The re-opening of Scotland’s schools may have been fast-tracked to provide a positive news story ahead of Nicola Sturgeon’s appearance at the Alex Salmond inquiry, a teaching union boss has claimed.
Andrea Bradley, assistant general secretary of the Educational Institute of Scotland, said teachers had been “caught by surprise” by the decision to have children in primary 4-7 return full time from Monday, along with the part time return of secondary pupils.
The milestone was not expected to be reached until after the Easter holidays in April but on March 2, the day before Ms Sturgeon appeared at the Holyrood inquiry, the first minister announced plans would move along at a quicker pace.
Appearing on BBC Scotland’s Sunday Show, Ms Bradley said the surprise announcement led to increased workloads for teachers and she was aware of one secondary headteacher on the 74th version of his timetable this academic year.
Asked by host, Martin Geissler, why she thought the Scottish Government had accelerated the return, Ms Bradley said: “There certainly has been quite strong lobbying for that from some quarters and certainly from our point of view we felt that the decision seemed to be more of a political one, rather than one that was based on sound educational principle.
“It certainly wasn’t one that was taking account of the very real circumstances in which teachers are currently working and have been working, under really quite significant stress and pressure over the last six months or so.”

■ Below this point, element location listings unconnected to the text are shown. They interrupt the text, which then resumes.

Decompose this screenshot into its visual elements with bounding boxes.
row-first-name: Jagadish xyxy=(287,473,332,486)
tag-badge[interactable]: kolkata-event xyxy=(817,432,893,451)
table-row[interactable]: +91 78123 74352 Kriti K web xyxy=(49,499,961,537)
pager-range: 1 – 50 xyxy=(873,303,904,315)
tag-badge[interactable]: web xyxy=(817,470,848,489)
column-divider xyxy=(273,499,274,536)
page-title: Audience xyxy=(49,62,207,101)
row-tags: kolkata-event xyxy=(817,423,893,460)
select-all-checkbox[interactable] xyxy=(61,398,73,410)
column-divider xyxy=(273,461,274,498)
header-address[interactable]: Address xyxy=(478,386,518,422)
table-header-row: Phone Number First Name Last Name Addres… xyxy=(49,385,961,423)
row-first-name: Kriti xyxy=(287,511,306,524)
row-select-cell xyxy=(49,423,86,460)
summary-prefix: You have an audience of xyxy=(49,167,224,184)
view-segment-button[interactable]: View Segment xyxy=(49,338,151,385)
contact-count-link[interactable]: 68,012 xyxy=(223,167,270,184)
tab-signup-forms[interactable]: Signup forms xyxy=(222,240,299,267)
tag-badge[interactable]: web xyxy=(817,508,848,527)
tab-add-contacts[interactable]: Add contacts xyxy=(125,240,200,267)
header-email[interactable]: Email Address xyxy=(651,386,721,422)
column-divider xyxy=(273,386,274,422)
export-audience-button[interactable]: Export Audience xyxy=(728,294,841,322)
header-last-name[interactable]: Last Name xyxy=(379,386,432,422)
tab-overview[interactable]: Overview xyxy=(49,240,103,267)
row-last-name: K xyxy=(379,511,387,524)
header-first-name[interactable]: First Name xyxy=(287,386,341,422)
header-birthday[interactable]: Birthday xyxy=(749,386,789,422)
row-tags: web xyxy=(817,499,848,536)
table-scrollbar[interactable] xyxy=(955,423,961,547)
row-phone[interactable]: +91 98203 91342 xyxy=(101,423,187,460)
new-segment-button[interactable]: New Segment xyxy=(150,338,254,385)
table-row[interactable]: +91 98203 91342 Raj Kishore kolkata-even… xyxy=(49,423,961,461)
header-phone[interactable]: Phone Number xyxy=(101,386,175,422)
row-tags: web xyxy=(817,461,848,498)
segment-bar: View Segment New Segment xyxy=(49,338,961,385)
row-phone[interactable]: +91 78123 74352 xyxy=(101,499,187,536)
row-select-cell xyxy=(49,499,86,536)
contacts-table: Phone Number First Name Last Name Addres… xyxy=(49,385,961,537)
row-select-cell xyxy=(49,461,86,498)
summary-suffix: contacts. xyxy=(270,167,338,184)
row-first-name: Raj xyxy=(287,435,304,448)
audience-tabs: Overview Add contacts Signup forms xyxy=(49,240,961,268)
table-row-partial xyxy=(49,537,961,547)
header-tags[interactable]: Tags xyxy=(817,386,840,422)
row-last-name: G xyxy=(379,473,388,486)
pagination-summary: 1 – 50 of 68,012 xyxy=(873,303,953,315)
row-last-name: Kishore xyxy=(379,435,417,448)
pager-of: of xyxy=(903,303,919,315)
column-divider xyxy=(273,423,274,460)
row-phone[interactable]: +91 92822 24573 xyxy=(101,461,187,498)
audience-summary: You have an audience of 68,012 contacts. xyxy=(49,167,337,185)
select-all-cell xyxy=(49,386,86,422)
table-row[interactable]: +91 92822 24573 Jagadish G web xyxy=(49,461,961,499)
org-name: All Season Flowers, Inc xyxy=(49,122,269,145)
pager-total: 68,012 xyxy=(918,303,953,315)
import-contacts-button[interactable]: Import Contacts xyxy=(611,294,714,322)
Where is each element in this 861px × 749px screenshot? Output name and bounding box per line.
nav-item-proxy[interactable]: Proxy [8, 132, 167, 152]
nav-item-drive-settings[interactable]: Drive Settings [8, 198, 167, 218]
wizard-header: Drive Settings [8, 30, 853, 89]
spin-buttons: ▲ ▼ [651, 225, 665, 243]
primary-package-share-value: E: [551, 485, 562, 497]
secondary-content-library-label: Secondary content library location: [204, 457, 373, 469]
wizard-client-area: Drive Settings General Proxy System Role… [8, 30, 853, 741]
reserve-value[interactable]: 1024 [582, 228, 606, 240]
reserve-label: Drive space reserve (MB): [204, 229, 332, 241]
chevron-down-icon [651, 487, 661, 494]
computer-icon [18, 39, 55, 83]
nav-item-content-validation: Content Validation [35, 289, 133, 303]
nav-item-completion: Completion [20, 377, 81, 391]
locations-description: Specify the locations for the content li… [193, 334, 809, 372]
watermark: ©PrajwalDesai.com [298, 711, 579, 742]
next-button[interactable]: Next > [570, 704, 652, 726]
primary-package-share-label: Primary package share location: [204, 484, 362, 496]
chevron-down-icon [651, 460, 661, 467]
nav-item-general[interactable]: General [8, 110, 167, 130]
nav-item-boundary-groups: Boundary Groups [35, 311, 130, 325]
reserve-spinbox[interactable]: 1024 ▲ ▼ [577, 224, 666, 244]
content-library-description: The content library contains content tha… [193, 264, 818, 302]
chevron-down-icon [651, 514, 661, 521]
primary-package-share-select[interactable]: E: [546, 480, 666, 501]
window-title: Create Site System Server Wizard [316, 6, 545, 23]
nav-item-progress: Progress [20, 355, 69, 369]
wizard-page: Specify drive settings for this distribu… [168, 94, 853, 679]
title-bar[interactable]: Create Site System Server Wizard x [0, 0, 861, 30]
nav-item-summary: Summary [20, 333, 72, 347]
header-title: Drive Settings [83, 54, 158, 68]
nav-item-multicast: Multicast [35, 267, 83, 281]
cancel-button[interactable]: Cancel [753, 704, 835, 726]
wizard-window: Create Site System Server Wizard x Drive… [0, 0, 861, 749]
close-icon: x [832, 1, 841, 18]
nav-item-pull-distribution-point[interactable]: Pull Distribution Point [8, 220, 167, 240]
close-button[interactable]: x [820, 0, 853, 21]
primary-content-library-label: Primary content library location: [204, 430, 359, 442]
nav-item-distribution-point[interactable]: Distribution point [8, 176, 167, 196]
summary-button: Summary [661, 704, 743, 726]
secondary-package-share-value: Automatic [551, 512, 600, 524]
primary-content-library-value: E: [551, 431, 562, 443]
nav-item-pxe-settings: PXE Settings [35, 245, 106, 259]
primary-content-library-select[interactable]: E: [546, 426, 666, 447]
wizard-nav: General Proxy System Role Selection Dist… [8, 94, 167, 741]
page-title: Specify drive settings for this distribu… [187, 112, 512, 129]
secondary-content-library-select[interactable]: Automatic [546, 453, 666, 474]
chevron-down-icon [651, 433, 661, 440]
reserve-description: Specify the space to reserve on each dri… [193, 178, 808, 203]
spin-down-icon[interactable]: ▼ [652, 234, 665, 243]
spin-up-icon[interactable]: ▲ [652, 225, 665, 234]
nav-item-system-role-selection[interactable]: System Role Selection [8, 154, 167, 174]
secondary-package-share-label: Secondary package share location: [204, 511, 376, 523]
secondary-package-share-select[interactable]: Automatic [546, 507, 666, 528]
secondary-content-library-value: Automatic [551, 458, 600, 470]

Asked what she meant by ‘a political decision’ and if she was saying ministers wanted to be seen to be doing something, Ms Bradley replied: “Well I think there’s an element of that and I think that we also have to have cognisance of the context within which the decision was announced.
“You know, it took place the day before the parliamentary evidence-giving session.
“Our sense was that the government was looking for a good news story that week and the reopening of schools on this kind of scale was certainly one way of providing that story.”
‘Concerned about the wellbeing of S1 to S3 pupils’
Ms Sturgeon’s mammoth eight-hour evidence session on March 3 saw her grilled by committee members on the Scottish Government’s handling of harassment complaints against her predecessor, Alex Salmond.
His judicial review against the government’s botched probe into the claims cost taxpayers more than £600,000 in legal fees and there have been questions over meetings Ms Sturgeon attended with Mr Salmond and his chief of staff.
On the eve of her first appearance at the committee, the Scottish Conservatives called on the first minister to resign following the publication of legal advice outlining concerns about the government’s chances of wining the case.
But deputy first minister and education secretary John Swinney rejected that the schools announcement had been politically motivated.
“We were concerned about the wellbeing of S1 to S3 pupils who might feel excluded from the return to school if we didn’t give them some opportunity for face-to-face learning before the Easter holidays,” Mr Swinney said.
“That was the one and only motivation that the government had, which was to address the widespread concerns that have been expressed by many individuals – many young people.
“I’ve listened to young people directly myself who are concerned about the effects on their own wellbeing, the loss of social interaction with their peers and with the teachers.
“So that’s why all secondary pupils are returning for some elements of education and face to face learning in the forthcoming few weeks.”